Studio album by Candlebox
- Released: July 20, 1993
- Recorded: March–April 1993 at London Bridge, Seattle, Washington. "Far Behind" & "You" recorded April 1992 at Robert Lang.
- Genres: Grunge; post-grunge;
- Length: 53:21
- Labels: Maverick; Warner Bros.;
- Producers: Candlebox; Kelly Gray;

Candlebox chronology
|  | Candlebox (1993) | Lucy (1995) |

Singles from Candlebox
- "Change" Released: July 1993; "You" Released: November 30, 1993; "Far Behind" Released: August 22, 1994; "Cover Me" Released: November 11, 1994;

= Candlebox (album) =

Candlebox is the debut album by Seattle rock band Candlebox. It contains their best known hit, "Far Behind", as well as the hit singles "Change", "You" and "Cover Me". Released in 1993, the album has since been certified 4× platinum in the United States.

==Promotion==
The music videos for "Change", "Far Behind" and "You" remained in longstanding rotation on MTV and the latter became two of the most requested videos of 1993, and the former being featured on Beavis and Butt-Head.

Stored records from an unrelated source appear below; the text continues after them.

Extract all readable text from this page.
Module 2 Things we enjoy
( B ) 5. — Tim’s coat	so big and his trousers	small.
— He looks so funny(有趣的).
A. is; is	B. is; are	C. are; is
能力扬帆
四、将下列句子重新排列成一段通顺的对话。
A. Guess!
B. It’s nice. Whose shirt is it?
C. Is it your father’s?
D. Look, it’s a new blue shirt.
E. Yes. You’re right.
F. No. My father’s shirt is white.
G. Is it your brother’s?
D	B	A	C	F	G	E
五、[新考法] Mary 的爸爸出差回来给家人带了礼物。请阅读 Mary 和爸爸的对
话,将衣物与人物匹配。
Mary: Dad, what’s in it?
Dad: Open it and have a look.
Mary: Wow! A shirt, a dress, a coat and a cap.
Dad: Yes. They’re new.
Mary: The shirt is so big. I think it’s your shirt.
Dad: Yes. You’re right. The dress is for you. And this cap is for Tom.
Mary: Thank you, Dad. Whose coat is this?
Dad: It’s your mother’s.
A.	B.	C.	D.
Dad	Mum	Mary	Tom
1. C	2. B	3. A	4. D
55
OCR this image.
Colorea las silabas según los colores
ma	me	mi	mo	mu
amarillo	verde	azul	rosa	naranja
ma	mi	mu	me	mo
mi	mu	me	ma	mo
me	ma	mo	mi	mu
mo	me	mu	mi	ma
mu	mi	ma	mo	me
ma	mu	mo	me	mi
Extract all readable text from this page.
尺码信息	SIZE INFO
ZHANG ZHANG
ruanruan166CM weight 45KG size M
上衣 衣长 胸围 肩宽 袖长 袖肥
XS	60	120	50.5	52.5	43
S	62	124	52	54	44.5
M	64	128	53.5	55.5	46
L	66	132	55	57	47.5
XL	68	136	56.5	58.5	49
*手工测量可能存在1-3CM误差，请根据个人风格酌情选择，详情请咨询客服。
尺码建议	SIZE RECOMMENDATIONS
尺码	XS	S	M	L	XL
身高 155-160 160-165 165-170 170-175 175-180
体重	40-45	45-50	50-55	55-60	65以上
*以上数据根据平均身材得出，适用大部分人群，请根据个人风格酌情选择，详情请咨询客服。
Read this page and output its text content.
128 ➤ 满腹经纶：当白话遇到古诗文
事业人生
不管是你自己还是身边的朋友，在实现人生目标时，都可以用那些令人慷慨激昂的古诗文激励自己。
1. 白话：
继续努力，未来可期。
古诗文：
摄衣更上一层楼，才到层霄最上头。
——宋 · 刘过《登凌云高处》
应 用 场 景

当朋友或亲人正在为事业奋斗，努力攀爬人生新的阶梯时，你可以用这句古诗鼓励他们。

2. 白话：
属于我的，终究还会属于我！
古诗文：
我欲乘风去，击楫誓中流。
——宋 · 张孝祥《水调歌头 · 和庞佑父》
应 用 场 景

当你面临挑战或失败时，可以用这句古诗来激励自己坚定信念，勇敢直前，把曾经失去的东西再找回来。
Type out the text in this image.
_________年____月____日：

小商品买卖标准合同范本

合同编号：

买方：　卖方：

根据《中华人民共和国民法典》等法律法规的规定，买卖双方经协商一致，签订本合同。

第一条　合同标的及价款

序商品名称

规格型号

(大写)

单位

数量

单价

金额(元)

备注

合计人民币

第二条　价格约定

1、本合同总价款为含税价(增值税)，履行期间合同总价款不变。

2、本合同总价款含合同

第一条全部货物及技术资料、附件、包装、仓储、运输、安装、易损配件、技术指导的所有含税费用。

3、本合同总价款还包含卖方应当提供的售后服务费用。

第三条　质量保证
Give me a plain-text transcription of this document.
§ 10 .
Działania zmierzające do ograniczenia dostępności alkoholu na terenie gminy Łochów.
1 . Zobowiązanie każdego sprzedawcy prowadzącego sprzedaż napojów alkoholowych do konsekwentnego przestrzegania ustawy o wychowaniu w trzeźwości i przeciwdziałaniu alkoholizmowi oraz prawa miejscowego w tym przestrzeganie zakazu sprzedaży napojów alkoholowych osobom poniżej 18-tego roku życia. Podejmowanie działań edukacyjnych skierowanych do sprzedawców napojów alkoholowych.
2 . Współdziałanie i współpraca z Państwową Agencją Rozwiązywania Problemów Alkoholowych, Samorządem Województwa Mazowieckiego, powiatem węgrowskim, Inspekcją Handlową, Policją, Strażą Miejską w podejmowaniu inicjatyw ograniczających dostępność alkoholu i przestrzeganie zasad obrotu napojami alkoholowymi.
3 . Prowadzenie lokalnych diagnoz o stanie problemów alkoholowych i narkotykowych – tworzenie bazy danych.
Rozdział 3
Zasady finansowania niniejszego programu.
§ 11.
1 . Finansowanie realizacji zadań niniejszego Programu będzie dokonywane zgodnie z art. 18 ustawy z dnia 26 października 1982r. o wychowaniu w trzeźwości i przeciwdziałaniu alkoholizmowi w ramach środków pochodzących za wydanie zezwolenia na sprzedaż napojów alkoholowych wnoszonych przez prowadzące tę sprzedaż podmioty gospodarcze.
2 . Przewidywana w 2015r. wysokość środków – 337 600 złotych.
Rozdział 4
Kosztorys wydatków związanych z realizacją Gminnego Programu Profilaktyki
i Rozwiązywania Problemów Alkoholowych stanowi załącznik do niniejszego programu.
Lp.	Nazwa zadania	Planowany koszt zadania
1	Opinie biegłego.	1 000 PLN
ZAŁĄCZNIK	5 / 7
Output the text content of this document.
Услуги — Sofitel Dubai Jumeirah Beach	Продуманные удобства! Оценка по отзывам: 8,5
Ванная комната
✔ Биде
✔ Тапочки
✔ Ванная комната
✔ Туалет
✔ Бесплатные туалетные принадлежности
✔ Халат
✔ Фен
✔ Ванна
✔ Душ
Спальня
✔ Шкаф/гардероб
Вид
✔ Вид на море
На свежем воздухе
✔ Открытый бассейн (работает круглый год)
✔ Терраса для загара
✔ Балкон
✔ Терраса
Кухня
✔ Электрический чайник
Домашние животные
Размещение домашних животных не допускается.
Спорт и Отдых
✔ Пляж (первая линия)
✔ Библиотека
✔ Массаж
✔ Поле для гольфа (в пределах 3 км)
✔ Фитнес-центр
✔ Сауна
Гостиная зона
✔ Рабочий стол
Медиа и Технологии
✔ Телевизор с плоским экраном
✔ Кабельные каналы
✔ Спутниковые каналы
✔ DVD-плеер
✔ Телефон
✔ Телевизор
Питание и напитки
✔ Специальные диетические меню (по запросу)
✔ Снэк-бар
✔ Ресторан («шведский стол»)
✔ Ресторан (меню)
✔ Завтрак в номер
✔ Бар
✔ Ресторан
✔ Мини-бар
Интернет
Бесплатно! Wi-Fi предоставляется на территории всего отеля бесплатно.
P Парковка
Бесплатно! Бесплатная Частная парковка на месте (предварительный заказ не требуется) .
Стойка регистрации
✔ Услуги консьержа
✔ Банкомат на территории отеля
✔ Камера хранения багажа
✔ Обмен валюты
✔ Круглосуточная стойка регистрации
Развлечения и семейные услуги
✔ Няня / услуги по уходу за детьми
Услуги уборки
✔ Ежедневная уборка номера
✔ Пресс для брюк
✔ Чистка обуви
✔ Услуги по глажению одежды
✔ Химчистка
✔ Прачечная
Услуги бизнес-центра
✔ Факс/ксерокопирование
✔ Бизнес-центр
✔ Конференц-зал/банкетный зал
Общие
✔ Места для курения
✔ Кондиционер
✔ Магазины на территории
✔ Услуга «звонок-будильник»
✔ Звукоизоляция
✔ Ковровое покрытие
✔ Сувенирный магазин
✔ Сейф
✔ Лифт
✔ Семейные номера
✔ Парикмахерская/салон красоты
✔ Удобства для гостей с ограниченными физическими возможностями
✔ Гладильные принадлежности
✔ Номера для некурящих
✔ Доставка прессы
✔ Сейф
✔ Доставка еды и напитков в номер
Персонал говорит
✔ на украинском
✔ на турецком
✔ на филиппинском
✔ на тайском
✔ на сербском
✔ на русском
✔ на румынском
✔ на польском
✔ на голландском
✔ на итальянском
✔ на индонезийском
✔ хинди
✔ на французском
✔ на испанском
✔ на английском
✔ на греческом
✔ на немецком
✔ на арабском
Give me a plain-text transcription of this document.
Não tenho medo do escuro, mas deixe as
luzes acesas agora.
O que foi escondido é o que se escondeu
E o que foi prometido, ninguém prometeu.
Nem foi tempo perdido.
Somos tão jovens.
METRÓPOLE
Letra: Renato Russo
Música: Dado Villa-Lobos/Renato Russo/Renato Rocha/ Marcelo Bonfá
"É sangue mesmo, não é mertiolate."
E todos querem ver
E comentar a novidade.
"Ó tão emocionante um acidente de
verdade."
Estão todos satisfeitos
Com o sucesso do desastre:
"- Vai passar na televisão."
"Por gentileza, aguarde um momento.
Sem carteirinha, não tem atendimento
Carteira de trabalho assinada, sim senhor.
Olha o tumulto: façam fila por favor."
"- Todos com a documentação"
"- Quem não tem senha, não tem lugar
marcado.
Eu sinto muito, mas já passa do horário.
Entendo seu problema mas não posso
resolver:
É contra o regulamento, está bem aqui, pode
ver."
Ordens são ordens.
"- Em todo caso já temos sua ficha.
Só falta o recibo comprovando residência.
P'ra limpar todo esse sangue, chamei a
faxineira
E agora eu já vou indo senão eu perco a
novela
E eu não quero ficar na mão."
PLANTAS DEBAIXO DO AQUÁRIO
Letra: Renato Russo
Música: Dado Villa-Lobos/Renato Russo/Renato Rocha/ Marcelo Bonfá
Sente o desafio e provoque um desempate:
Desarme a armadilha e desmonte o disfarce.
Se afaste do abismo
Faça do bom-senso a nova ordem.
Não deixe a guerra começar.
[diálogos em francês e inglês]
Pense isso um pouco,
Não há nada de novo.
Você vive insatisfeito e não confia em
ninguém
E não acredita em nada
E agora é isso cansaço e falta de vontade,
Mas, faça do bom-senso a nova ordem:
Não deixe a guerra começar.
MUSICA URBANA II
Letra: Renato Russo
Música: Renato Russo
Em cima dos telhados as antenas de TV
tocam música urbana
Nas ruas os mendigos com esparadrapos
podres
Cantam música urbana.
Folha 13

Other songs were recorded during the Candlebox sessions and included on other releases. "Can't Give In," for instance, appears on the Airheads film soundtrack. "Pull Away" also served as a B-side to the "You" CD single.

==Reception==

The album has received mixed reviews. In a review for The Village Voice, although he gave the album a C rating, Robert Christgau panned the album and called the band "postgrunge scenesuckers [who] aren't total pop-metal conformists—they're a tad more intense, with sharper drumming." The Philadelphia Inquirer concluded that "underneath all that flannel there's a Ritchie Blackmore's Rainbow cover band just biding its time." Trouser Press opined: "Much as Bon Jovi put a net on hair metal, Candlebox's primary function was to put a final stamp of megaselling irrelevance on the rotten corpse of Big Northwest Noise."

Stephen Thomas Erlewine was more positive, writing for AllMusic: "Candlebox rode the alternative bandwagon to the top of the charts with their self-titled debut album." He also calls the singles "Change", "You" and "Far Behind" "the closest they come to memorable melodies."

Although released in July 1993, Candlebox did not enter the top 10 Billboard 200 until August 1994, upon the success of its third and biggest single "Far Behind", which would reach number 18 on the Hot 100 chart roughly a month later. The album peaked at number seven, Candlebox's highest position so far, and remained on the chart for 104 weeks.

In 2025, Lauryn Schaffner of Loudwire named the album the best post-grunge release of 1993. That same year, she said it was the band's best album.

Professional ratings
Review scores
| Source | Rating |
| AllMusic | Star |
| The Philadelphia Inquirer | Star |
| The Village Voice | C |

==Track listing==
All tracks by Candlebox.

| No. | Title | Length |
|---|---|---|
| 1. | "Don't You" | 3:12 |
| 2. | "Change" | 6:24 |
| 3. | "You" | 4:56 |
| 4. | "No Sense" | 4:49 |
| 5. | "Far Behind" | 4:59 |
| 6. | "Blossom" | 4:30 |
| 7. | "Arrow" | 3:13 |
| 8. | "Rain" | 6:58 |
| 9. | "Mothers Dream" | 4:31 |
| 10. | "Cover Me" | 4:46 |
| 11. | "He Calls Home" | 5:03 |
| Total length: |  | 53:21 |

== Personnel ==

===Band===
- Kevin Martin - lead vocals
- Peter Klett - guitar
- Bardi Martin - bass
- Scott Mercado - drums

===Other===
- Candlebox – producer, mixing
- Kelly Gray – producer, engineer, mixing
- Scott Heard – backing vocals
- Randy Gane – Hammond organ
- Janet Levinson – art direction
- Laurie Lewis – backing vocals
- Jon Plum – producer, engineer
- Kevin Westenberg – photography

==Charts==

===Weekly charts===

| Chart (1993–94) | Peak position |
|---|---|
| US Billboard 200 | 7 |
| US Heatseekers Albums (Billboard) | 1 |

===Year-end charts===

| Chart (1994) | Position |
|---|---|
| US Billboard 200 | 26 |
| Chart (1995) | Position |
| US Billboard 200 | 55 |

==Certifications==

| Region | Certification | Certified units/sales |
| Canada (Music Canada) | Gold | 50,000^{^} |
| United States (RIAA) | 4× Platinum | 4,000,000^{^} |
^{^} Shipments figures based on certification alone.